Actualizaron rápidamente sus vidas, sus cosas en común, Gofredo le comentó de Carola, su eterna e insistente amiga a quien nunca tuvo el valor de decirle que no, y que casi sin darse cuenta, un día se encontró con ella compartiendo una sala de partos. Después llegaron las necrológicas y alguna que otra andanza de las chicas del barrio. Terminado el resumen, Pablo le comentó con los ojos saltones como cuando de chicos le confesaba alguna travesura:

– ¿A qué no sabés lo que estoy haciendo?

– Y… no…

– Estoy terminando de restaurar el Dodge 1500 que era de mi viejo.

– ¿El naranja? ¡Qué bueno!

– Y como me faltan, entre otras cosas, las lucecitas de giro de los guardabarros delanteros, me dije: “¿Quién otro que Gofredo me puede decir donde conseguirlas, no?».

– No te puedo creer… Vos siempre con esa suerte, dijo casi reprochándole y a la vez descalificando su propio e imperfecto presente.

Ayer pasé por lo de Salomón, el viejo que me vendió este boliche, ¿te acordás?  Bueno… tuvo que cerrar el otro negocio que tenía en Arévalo y El Salvador, y se llevó todo para la casa. Parece que anda mal de guita, y cada tanto me llama para ver si necesito algo. Así que me traje, entre otras reliquias, las luces que te faltan con el embalaje original. ¡Tienen hasta el precio de la época!

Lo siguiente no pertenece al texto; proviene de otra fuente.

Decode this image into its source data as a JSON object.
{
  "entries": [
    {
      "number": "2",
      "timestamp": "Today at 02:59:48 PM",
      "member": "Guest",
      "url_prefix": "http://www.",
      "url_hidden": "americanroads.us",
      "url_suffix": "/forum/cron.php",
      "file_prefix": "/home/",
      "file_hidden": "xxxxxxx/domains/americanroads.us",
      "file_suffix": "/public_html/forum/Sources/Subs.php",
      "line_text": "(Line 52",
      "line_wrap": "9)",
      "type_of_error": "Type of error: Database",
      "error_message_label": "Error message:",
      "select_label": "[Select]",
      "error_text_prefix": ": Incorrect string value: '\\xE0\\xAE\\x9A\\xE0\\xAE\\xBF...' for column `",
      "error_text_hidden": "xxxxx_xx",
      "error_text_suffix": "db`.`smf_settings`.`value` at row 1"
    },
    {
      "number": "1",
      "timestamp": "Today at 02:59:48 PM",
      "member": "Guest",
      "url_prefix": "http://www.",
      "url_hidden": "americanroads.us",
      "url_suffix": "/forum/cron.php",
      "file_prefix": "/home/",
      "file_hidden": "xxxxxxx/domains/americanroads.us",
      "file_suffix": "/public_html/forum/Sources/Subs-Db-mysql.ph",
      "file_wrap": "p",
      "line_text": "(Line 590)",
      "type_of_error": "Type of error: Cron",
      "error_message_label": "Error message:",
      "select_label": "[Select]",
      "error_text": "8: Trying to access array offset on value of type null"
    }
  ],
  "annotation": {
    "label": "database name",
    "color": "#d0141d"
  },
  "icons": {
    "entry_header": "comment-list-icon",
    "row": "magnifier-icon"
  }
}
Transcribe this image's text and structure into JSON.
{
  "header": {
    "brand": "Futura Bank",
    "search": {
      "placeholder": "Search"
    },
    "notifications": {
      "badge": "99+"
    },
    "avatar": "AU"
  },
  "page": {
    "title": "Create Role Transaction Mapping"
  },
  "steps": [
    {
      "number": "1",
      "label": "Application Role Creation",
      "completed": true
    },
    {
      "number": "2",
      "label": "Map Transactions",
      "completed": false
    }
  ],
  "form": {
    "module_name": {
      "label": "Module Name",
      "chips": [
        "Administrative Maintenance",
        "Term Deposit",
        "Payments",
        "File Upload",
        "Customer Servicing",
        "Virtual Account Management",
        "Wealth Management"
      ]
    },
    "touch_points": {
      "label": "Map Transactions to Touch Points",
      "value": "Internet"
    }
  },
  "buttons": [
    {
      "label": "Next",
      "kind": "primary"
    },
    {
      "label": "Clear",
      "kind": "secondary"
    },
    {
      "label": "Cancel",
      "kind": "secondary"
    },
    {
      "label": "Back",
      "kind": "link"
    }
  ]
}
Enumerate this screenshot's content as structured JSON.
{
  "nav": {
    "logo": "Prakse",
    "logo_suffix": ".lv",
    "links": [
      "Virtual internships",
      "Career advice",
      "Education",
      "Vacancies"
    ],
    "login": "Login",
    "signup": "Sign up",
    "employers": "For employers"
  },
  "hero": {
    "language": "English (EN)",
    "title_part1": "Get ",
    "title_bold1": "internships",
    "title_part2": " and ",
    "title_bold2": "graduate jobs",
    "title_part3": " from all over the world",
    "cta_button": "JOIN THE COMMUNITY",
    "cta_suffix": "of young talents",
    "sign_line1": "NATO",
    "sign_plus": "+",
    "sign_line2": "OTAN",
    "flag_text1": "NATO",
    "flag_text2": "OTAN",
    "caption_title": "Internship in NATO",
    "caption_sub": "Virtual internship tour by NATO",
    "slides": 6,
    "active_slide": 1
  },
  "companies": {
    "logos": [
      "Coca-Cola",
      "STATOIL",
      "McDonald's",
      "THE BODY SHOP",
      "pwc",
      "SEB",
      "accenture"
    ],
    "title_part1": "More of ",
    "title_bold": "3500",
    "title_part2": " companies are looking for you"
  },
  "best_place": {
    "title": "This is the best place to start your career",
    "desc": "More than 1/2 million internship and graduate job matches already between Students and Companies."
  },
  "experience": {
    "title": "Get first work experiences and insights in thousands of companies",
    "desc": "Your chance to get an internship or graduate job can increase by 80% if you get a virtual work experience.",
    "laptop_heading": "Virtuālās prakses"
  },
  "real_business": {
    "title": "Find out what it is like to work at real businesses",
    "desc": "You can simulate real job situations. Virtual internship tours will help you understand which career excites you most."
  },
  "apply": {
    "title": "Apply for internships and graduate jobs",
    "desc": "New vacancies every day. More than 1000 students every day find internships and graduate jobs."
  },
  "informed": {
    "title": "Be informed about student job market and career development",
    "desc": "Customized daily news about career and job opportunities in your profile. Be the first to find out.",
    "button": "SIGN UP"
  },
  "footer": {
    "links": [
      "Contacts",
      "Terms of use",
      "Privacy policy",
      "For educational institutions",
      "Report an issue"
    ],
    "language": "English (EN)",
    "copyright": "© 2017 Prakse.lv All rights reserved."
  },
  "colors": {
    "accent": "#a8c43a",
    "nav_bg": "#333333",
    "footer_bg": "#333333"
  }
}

– Gofredooooo. Está la comida… ¿Ya cerraste? El alarido lanzado desde el fondo del negocio, retumbó como un martillazo en el aire que respiraban los viejos primos mientras Gofredo acomodaba la vitrina.

– No, no cerré todavía, ahí voy. Mirá quien vino…

– Pablo… ¿Cómo estás? ¿Te quedás a comer con nosotros?

– No tía, gracias. Me tengo que ir rápido porque estoy muy ocupado. Pasaba nomás por unas cositas que necesito, y justo Gofredo me dijo que las tenía.

– Bueno, bueno, me voy a sacar las milanesas porque se pasan. ¿Te preparo un sanguchito así te lo llevás?

– No, no, dejá, está bien… Gracias.

Siguieron hablando y Gofredo se extravió como tantas otras veces preguntando detalles de la restauración, y recordando junto a Pablo las andanzas arriba del “Doyito” naranja…

– Che primo… ¿Tenés acá las luces?

– Ah… claro.. Sí, sí, a ver… No. No están acá, están en el fondo creo. Esperá.

-“Ma…” ¿No viste una cajita color celeste con el logo viejo de Chrysler?

– ¿Cuál?, ¿la de las luces del 1500? Sí, las publiqué esta mañana en internet y las vendí enseguida. Menos mal, porque si no se iban a quedar juntando polvo como todas esas porquerías que comprás en los remates.